When it comes to querying data in SQL Server, there are several operators that can be used to filter and retrieve the desired results. In this article, we will explore the concepts of NOT EXISTS and NOT IN operators and discuss their differences and performance implications.
First, it is important to note that NOT EXISTS and NOT IN are not equivalent in all cases, especially when NULL values are involved. Unlike EXISTS and IN, these operators will return different results when the subquery returns even one NULL value.
Let’s take a closer look at the NOT IN operator. When using NOT IN, the comparison is done by checking each individual value against the subquery results. If any row in the subquery returns NULL, the entire NOT IN operator will evaluate to either FALSE or NULL, resulting in no records being returned.
On the other hand, the EXISTS operator solely checks for the presence or absence of a row in the subquery. It cannot return NULL and can only return true or false. Therefore, when the column in the subquery that’s used for comparison with the outer table can have nulls, it is important to carefully consider whether to use NOT EXISTS or NOT IN.
Now, let’s discuss the performance implications of these operators. In a benchmark-style setup, we can compare the speed of NOT EXISTS and NOT IN when the columns involved in the comparison are defined as NULL and when they are defined as NOT NULL.
In our tests, we created two tables: BigTable and SmallerTable. We inserted data into these tables and created indexes on the join columns. We then executed two queries: one using NOT IN and the other using NOT EXISTS.
When the columns are defined as NOT NULL, both operators perform similarly. The execution plans and characteristics are identical, resulting in similar CPU and elapsed times.
However, when the columns are defined as nullable, the performance differences become apparent.

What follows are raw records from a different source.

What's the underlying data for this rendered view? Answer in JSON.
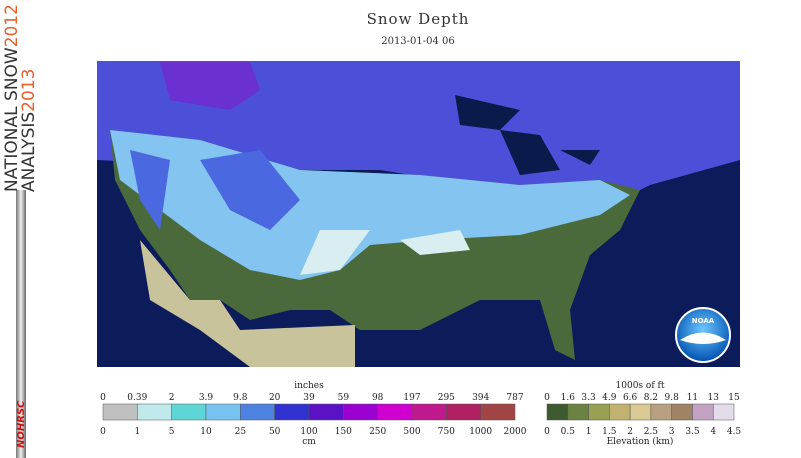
{
  "sidebar": {
    "line1": "NATIONAL SNOW",
    "year1": "2012",
    "line2": "ANALYSIS",
    "year2": "2013",
    "badge": "NOHRSC"
  },
  "header": {
    "title": "Snow Depth",
    "subtitle": "2013-01-04 06"
  },
  "map": {
    "logo": "NOAA"
  },
  "snow_legend": {
    "top_label": "inches",
    "bottom_label": "cm",
    "top_ticks": [
      "0",
      "0.39",
      "2",
      "3.9",
      "9.8",
      "20",
      "39",
      "59",
      "98",
      "197",
      "295",
      "394",
      "787"
    ],
    "bottom_ticks": [
      "0",
      "1",
      "5",
      "10",
      "25",
      "50",
      "100",
      "150",
      "250",
      "500",
      "750",
      "1000",
      "2000"
    ]
  },
  "elevation_legend": {
    "top_label": "1000s of ft",
    "bottom_label": "Elevation (km)",
    "top_ticks": [
      "0",
      "1.6",
      "3.3",
      "4.9",
      "6.6",
      "8.2",
      "9.8",
      "11",
      "13",
      "15"
    ],
    "bottom_ticks": [
      "0",
      "0.5",
      "1",
      "1.5",
      "2",
      "2.5",
      "3",
      "3.5",
      "4",
      "4.5"
    ]
  }
}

The NOT IN operator takes significantly longer to execute and performs thousands of times more reads compared to NOT EXISTS. The execution plans for NOT IN are more complex, which may explain the performance difference.
Based on these findings, it is important to consider the following takeaways:
- NOT EXISTS and NOT IN do not have the same behavior when NULL values are involved. Choose carefully based on your specific requirements.
- Columns that will never contain NULL values should be defined as NOT NULL to optimize performance and avoid complex execution plans.
- On non-nullable columns, the behavior and performance of NOT IN and NOT EXISTS are similar, so choose the one that works best for your situation.
By understanding the differences and performance implications of NOT EXISTS and NOT IN operators, you can make informed decisions when writing SQL queries and optimize the performance of your database operations.